We have already seen successful examples across the region:
- Since the November 2019 earthquake, Albania rebuilt 63 schools through the #EU4Schools programmeThese school buildings can now withstand similar shocks and over 24,500 students and teachers are more safe;
- During the COVID-19 pandemic crisis, Armenia strengthened the preparedness and response of their key medical facilities, evaluating the disaster readiness of maternity hospitals and preparing disaster risk management plans, aiming to be better prepared for the next pandemic;
- The Kyrgyz Republic invests in the resilience of its key Bishkek-Osh road corridor, a vital artery for its society and economy, by building climate-resilient roads, establishing, and developing better road management;
- Kazakhstan joined the Get Airports Ready for Disaster (GARD) programme to build the resilience of the Almaty International Airport which serves as a major regional humanitarian hub in Central Asia in the event of major disasters.
Potential resilience building of critical infrastructure pathways
When it comes to applying the guidance notes and anticipating the complex and uncertain futures, we have identified three potential development pathways.
A status quo scenario follows regular and ongoing activities, where everything is routine and stays the same. Most countries and territories will continue the business-as-usual approach.
An advanced straightforward scenario involves enhancing policy and regulatory frameworks, expanding institutional architecture, improving operational processes, mainstreaming critical infrastructure resilience in disaster risk management systems, climate-proofing infrastructure, and fostering partnerships between the public and private domains. Some countries and territories are already engaged in this, but still, more efforts and actions are needed.
The changing scenario involves new innovative strategies and leveraging emerging technologies to ensure robustness, adaptability and sustainability. It means designing and establishing new architecture and solutions aimed at replacing the concept of protection with the concept of the resilience of critical entities. The European Union is leading this way, and the countries and territories with the aspiration of EU membership will navigate towards achieving it.

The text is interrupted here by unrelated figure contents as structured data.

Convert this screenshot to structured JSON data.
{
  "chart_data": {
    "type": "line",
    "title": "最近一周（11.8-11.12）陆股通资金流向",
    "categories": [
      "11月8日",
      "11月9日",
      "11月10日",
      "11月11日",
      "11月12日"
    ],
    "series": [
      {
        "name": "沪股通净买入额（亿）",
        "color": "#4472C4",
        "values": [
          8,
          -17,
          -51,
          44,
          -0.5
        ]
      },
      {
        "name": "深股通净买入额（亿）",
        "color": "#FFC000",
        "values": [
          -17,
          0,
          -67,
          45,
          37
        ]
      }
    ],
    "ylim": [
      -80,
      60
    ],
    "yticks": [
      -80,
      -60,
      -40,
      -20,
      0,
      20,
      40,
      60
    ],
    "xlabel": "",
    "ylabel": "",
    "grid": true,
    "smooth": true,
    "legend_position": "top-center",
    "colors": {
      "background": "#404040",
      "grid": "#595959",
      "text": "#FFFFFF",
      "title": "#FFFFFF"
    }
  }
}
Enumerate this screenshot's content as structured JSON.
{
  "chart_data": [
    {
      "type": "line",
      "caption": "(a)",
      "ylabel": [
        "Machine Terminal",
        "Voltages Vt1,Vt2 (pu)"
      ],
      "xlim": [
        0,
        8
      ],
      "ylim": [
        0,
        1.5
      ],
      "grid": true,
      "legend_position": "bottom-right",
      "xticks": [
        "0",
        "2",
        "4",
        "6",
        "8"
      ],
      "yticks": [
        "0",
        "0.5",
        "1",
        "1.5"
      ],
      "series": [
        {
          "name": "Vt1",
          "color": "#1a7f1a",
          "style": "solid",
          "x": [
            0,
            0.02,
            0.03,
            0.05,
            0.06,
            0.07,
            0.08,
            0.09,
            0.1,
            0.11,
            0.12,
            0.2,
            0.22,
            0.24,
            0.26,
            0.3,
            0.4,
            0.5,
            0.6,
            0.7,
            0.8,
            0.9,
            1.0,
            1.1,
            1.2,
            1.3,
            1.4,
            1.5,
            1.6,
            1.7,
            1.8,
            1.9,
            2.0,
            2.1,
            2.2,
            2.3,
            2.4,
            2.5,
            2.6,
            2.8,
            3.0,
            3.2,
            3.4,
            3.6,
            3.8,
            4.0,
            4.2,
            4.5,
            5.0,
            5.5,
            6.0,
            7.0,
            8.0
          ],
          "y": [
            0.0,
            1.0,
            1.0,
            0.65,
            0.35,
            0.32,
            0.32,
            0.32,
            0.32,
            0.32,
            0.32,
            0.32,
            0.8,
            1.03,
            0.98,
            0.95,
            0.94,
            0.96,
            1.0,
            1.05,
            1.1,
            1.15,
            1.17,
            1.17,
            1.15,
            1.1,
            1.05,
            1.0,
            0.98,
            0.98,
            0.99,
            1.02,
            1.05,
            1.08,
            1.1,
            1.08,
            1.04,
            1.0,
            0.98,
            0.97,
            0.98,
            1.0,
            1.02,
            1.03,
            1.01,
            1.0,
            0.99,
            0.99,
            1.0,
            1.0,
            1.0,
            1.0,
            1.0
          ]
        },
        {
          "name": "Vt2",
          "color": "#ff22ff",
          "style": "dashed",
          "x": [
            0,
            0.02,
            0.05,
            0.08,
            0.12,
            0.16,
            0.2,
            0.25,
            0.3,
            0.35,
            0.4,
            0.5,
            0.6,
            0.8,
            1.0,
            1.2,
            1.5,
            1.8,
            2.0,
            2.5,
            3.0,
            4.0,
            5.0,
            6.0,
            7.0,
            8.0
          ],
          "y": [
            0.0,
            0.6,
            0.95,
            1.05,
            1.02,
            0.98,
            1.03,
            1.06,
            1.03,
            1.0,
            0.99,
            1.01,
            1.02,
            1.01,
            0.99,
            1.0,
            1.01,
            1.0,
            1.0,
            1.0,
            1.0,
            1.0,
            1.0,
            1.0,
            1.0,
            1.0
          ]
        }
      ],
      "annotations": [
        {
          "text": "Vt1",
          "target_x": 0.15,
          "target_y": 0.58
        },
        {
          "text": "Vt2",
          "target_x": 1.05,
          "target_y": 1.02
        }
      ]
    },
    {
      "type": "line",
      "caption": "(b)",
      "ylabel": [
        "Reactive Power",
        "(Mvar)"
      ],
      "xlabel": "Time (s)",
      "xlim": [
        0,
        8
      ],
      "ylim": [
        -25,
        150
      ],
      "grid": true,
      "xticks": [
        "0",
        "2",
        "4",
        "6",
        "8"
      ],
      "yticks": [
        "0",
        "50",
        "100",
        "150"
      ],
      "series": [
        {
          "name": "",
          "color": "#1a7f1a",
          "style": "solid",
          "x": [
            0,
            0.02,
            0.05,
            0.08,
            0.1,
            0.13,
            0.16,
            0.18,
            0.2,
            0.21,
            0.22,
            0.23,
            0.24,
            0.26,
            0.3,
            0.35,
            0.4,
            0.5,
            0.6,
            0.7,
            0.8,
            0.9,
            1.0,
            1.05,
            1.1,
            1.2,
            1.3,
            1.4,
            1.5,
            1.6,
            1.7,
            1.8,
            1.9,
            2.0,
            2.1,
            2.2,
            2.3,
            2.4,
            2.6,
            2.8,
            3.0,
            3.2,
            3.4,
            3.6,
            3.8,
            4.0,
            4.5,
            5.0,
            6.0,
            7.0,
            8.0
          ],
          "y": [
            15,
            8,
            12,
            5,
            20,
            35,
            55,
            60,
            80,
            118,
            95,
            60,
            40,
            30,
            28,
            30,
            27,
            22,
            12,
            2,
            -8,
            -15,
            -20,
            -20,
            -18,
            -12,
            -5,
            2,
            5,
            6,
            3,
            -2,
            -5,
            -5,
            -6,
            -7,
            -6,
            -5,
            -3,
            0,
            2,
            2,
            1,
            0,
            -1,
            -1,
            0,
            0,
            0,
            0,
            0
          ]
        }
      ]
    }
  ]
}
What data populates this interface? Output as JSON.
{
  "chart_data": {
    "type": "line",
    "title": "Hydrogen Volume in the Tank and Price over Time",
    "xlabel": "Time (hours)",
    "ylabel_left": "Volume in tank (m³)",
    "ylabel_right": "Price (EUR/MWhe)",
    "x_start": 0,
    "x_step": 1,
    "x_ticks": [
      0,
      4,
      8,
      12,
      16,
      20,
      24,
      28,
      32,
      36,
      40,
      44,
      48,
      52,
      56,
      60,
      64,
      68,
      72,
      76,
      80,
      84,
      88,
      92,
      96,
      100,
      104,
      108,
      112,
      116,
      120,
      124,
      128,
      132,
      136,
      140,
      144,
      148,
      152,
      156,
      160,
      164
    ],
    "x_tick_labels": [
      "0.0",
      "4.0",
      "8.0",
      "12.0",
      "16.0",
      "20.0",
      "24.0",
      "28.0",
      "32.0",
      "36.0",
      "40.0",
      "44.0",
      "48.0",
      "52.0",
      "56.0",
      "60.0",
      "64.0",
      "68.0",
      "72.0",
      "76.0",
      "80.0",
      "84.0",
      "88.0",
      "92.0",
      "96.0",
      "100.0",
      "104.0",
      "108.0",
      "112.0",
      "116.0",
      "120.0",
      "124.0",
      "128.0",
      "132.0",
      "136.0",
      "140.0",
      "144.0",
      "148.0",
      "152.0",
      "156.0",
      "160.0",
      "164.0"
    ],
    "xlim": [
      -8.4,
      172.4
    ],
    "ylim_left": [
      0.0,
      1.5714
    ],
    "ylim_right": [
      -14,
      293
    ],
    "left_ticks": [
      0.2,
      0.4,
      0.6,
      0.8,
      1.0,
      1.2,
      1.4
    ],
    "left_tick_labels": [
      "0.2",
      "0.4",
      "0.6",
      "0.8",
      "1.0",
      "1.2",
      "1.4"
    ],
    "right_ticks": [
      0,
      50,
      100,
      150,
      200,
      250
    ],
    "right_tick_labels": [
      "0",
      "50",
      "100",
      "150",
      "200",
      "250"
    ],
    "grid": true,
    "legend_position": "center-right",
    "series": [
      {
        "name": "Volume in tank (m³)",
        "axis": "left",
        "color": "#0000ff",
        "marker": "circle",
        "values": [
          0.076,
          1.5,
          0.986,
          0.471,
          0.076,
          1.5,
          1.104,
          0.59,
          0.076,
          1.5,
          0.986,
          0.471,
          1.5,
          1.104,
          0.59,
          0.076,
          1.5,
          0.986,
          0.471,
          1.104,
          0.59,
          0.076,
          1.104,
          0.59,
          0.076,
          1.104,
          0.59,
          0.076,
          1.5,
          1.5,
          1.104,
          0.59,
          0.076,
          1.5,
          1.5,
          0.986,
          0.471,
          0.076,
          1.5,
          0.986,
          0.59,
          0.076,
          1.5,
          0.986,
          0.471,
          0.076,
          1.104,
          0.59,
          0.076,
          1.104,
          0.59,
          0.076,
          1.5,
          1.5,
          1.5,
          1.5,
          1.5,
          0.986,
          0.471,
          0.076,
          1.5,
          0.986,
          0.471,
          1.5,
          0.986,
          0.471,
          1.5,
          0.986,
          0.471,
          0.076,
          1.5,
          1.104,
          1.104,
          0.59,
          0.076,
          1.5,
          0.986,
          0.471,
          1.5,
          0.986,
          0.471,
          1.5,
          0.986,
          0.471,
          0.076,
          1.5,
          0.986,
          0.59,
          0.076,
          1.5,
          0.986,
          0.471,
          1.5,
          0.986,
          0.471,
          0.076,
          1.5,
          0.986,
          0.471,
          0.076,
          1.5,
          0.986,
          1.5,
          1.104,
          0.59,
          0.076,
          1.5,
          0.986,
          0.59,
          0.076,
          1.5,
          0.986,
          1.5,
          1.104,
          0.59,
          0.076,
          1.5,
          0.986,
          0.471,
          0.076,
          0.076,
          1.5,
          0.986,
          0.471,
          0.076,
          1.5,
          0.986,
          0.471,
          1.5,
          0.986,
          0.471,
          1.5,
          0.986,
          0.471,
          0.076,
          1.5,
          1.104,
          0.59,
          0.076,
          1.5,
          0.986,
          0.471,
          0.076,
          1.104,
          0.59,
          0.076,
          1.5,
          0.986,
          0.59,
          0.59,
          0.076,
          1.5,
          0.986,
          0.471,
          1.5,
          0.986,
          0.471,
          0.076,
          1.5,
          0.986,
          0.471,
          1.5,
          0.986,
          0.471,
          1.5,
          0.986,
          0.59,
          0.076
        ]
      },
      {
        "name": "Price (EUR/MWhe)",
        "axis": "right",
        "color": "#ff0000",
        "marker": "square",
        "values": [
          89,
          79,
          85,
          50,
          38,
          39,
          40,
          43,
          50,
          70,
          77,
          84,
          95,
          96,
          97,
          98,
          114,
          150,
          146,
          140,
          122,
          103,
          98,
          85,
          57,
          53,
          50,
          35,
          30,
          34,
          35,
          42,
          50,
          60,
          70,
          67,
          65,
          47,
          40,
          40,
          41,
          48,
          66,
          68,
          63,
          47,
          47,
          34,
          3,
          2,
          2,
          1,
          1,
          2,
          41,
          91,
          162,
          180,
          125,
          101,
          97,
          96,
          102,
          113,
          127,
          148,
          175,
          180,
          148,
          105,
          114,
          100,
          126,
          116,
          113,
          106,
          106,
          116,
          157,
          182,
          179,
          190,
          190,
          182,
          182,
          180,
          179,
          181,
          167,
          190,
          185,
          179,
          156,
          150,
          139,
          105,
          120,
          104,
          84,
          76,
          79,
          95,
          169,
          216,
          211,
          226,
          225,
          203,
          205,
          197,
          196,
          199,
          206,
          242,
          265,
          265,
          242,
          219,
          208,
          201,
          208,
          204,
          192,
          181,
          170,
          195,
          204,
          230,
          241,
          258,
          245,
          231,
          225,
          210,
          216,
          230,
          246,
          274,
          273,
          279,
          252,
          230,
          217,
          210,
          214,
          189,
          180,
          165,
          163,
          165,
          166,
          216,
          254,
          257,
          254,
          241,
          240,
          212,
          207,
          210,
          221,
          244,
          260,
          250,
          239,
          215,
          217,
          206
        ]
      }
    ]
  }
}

We’re at the midpoint of the implementation of the Sendai Framework for Disaster Risk Reduction, which includes a global target to substantially reduce disaster damage to critical infrastructure and disruption of basic services by 2030. Governments need to invest more in critical infrastructure resilience. Accordingly, these guidance notes are the modus operandi for policy-makers and practitioners to navigate the path of building such critical infrastructure resilience.